Other parts of the agreements include child care being extended to men during the national team's training camps and matches as well as the women and men also receiving a slice of revenue from tickets for USSF-controlled matches, broadcasting, partnerships, and sponsors.
"There were moments when I thought it was all going to fall apart and then it came back together and it's a real credit to all the different groups coming together, negotiating at one table," said USSF President Cindy Parlow Cone, who also once played for the women's national team.
"I think that's where the turning point really happened. Before, trying to negotiate a CBA with the women and then turn around and negotiate CBA terms with the men and vice versa, was really challenging. I think the real turning point was when we finally were all in the same room sitting at the same table, working together and collaborating to reach this goal," she finished.
Elsewhere, the counsel for the men's union Mark Levinstein said that the agreement put an end to "more than 20 years of discrimination" against the USWNT.
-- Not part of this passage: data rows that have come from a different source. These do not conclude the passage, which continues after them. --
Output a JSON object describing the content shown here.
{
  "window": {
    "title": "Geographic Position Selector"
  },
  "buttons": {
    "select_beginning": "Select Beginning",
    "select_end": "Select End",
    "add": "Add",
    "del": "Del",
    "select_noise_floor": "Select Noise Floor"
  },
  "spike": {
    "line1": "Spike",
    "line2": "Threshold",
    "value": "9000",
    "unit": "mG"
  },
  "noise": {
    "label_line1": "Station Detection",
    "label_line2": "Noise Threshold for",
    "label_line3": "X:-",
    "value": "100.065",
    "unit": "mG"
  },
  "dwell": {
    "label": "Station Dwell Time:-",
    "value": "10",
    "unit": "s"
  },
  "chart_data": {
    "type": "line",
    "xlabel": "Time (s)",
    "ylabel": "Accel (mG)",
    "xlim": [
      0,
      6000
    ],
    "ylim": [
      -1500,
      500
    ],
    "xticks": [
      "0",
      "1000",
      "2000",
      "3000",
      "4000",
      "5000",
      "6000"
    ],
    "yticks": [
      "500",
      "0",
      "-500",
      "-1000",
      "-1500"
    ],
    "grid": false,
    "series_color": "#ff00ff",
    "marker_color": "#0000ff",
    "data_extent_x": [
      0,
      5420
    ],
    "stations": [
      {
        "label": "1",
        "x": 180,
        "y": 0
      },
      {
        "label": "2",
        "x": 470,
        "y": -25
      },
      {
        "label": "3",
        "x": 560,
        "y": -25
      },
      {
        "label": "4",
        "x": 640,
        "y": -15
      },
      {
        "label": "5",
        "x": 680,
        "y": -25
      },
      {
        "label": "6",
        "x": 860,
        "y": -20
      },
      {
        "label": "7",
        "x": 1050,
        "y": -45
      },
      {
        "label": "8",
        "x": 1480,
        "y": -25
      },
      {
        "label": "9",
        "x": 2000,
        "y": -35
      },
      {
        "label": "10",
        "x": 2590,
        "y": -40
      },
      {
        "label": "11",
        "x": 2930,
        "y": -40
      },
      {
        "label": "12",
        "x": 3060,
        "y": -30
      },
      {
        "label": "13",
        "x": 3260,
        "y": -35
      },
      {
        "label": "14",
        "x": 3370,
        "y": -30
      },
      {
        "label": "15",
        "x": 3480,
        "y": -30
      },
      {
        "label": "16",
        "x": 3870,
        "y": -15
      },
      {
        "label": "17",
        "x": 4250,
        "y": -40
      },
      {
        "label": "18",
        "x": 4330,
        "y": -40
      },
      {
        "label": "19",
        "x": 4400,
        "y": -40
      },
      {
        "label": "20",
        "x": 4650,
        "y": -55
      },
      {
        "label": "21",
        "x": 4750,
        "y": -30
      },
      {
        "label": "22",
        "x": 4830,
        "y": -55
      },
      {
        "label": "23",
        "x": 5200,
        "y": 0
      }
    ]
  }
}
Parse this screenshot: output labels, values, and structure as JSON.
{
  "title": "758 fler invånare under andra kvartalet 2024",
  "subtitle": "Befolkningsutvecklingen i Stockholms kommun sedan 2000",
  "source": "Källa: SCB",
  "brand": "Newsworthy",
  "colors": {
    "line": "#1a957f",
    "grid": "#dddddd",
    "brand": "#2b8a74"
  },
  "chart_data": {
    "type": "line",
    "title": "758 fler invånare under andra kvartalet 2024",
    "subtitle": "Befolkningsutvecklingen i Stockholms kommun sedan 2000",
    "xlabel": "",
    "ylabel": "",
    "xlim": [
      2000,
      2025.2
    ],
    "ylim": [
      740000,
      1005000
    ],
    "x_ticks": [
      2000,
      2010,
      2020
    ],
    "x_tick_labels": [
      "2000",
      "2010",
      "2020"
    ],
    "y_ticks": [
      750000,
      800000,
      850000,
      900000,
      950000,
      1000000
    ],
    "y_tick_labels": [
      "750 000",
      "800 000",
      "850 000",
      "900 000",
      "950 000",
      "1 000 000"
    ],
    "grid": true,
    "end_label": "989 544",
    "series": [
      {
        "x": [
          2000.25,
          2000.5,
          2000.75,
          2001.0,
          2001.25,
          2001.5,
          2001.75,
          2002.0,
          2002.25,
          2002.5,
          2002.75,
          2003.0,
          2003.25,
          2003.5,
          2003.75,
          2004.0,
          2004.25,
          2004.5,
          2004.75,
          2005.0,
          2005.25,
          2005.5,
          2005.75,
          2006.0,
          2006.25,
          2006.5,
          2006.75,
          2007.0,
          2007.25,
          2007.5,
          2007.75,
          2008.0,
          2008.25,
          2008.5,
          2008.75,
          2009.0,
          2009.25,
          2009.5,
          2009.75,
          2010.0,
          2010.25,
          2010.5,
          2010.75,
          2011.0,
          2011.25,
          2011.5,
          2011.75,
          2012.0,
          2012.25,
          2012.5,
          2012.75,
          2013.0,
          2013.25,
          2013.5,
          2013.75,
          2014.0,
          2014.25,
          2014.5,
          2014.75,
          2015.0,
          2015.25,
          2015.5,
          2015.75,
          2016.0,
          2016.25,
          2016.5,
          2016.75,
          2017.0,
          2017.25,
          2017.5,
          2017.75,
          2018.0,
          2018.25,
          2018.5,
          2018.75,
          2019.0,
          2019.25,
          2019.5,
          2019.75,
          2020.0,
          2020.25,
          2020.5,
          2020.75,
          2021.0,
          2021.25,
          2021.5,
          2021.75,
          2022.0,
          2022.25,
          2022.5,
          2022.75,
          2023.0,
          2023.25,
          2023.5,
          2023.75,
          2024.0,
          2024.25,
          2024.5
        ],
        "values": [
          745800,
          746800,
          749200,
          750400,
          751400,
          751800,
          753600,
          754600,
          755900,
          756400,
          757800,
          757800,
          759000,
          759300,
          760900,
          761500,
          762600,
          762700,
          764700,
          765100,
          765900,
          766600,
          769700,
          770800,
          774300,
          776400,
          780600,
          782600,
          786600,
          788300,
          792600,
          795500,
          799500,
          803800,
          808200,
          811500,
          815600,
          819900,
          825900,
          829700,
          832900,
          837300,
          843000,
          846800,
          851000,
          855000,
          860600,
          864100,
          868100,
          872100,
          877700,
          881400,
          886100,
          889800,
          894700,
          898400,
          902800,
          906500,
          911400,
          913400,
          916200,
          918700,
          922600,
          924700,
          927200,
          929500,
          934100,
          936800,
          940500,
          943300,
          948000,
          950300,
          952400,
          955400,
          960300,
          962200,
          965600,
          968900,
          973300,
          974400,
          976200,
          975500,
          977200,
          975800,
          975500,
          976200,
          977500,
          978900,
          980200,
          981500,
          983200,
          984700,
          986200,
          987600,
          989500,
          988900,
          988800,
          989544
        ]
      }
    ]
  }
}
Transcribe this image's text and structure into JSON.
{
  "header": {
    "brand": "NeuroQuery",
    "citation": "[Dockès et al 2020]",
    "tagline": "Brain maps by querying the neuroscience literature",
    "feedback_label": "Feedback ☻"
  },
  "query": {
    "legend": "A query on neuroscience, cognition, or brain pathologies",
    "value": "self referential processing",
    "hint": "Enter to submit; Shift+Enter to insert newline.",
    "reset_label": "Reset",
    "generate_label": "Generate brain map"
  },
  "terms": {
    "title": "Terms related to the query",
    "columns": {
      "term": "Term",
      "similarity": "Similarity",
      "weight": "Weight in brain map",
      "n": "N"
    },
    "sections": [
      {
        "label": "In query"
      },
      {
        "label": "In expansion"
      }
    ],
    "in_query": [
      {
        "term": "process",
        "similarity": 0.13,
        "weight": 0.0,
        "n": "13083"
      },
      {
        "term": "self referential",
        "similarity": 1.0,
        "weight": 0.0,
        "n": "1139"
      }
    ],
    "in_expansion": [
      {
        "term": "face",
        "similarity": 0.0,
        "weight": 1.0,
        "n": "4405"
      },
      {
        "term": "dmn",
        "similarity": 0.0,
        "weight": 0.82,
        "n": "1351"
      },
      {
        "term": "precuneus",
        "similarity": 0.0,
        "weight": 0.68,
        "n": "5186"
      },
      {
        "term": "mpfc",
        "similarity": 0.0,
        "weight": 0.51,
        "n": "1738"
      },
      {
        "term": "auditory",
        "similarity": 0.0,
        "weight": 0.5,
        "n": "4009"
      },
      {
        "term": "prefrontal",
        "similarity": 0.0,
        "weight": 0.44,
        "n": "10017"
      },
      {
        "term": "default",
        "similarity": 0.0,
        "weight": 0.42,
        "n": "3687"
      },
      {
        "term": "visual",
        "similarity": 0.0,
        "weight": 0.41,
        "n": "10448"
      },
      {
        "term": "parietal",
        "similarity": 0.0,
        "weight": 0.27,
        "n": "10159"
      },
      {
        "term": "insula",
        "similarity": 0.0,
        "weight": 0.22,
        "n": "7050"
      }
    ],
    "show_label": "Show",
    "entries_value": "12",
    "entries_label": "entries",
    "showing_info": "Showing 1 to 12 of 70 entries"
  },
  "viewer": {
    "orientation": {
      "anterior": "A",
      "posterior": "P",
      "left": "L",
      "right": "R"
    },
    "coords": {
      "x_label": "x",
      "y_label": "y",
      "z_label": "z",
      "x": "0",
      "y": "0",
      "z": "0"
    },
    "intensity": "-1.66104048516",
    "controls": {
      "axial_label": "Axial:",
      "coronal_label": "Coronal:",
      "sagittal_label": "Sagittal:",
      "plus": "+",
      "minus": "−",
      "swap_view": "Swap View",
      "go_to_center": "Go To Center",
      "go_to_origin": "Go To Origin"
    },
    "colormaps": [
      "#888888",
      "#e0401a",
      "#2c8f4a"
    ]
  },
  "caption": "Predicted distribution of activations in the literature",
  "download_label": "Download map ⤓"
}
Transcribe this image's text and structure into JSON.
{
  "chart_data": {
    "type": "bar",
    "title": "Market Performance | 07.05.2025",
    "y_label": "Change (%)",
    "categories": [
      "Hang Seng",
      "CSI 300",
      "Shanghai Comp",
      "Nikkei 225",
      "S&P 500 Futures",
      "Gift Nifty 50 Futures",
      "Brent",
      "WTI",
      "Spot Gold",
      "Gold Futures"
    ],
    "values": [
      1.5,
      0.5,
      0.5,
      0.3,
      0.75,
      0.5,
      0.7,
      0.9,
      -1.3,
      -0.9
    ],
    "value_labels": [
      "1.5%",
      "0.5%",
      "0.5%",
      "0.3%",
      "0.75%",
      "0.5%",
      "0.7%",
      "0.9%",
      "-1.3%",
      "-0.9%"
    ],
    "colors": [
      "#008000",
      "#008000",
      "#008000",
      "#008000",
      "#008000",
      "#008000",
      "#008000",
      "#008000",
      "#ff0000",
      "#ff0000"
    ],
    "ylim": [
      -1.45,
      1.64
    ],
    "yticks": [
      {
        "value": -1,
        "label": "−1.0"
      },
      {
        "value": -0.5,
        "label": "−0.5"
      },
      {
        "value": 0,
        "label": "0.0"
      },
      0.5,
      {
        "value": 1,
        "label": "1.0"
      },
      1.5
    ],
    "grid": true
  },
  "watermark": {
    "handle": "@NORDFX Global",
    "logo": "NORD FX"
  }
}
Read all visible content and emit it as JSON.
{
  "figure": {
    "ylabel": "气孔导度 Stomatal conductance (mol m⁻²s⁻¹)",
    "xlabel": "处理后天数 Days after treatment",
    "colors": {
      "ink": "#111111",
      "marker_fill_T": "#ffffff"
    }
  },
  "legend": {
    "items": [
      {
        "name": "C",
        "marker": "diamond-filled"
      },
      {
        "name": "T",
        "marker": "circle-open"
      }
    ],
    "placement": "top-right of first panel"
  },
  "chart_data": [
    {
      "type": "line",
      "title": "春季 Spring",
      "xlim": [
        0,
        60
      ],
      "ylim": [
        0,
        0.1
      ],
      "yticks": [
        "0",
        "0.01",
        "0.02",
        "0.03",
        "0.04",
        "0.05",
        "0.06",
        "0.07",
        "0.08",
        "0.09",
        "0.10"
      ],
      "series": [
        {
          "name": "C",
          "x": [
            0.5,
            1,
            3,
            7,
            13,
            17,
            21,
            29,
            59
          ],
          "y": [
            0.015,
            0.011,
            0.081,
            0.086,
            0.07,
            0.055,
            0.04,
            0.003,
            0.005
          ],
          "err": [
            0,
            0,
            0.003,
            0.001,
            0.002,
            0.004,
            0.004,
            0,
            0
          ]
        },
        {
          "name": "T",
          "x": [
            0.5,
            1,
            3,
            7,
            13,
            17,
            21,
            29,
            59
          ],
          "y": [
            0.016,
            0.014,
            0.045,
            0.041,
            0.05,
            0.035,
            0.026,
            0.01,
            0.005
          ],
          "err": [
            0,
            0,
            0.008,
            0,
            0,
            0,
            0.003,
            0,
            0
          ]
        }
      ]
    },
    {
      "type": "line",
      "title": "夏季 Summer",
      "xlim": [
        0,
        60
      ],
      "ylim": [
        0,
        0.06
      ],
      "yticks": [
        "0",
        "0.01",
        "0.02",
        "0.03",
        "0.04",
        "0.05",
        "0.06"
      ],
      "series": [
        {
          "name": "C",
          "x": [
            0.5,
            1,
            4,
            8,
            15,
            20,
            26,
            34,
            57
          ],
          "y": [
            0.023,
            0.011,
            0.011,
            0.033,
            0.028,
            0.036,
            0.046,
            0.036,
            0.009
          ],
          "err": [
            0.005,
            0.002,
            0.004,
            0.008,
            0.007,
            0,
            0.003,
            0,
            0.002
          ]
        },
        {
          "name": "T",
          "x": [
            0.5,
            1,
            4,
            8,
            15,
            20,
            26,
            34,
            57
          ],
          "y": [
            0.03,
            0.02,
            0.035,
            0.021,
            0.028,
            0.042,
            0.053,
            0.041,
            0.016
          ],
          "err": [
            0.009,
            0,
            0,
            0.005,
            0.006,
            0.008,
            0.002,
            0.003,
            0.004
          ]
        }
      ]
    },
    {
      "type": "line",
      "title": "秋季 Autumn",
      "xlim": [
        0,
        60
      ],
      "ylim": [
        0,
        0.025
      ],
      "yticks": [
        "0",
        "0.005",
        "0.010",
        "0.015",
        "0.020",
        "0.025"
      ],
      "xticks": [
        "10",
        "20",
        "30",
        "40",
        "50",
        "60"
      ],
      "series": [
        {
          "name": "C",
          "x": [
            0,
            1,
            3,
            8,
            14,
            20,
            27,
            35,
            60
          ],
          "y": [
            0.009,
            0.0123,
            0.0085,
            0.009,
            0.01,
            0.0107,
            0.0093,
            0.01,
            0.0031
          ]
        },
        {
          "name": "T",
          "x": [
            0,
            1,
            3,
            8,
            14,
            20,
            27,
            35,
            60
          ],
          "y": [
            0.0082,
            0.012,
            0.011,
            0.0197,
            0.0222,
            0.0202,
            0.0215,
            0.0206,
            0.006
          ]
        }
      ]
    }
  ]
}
"Together with the USWNTPA, the USMNT players achieved what everyone said was impossible - an agreement that provides fair compensation to the USMNT players and equal pay and equal working conditions to the USWNT players," Levinstein explained, insisting that the USSF's new leadership should get "tremendous credit for working with the players to achieve these agreements".
This latest development comes after the USSF was ordered to pay $24 million to settle a discrimination lawsuit with a group of past and present USWNT stars, an amount which ex-USWNT goalkeeper criticized for being too low.
As part of their settlement, the group of women's players will divide $22 million, which was around a third of what they had originally hoped to seal, with the extra $2 million used to establish a fund that helps the players navigate their post-soccer careers and women's sports to grow.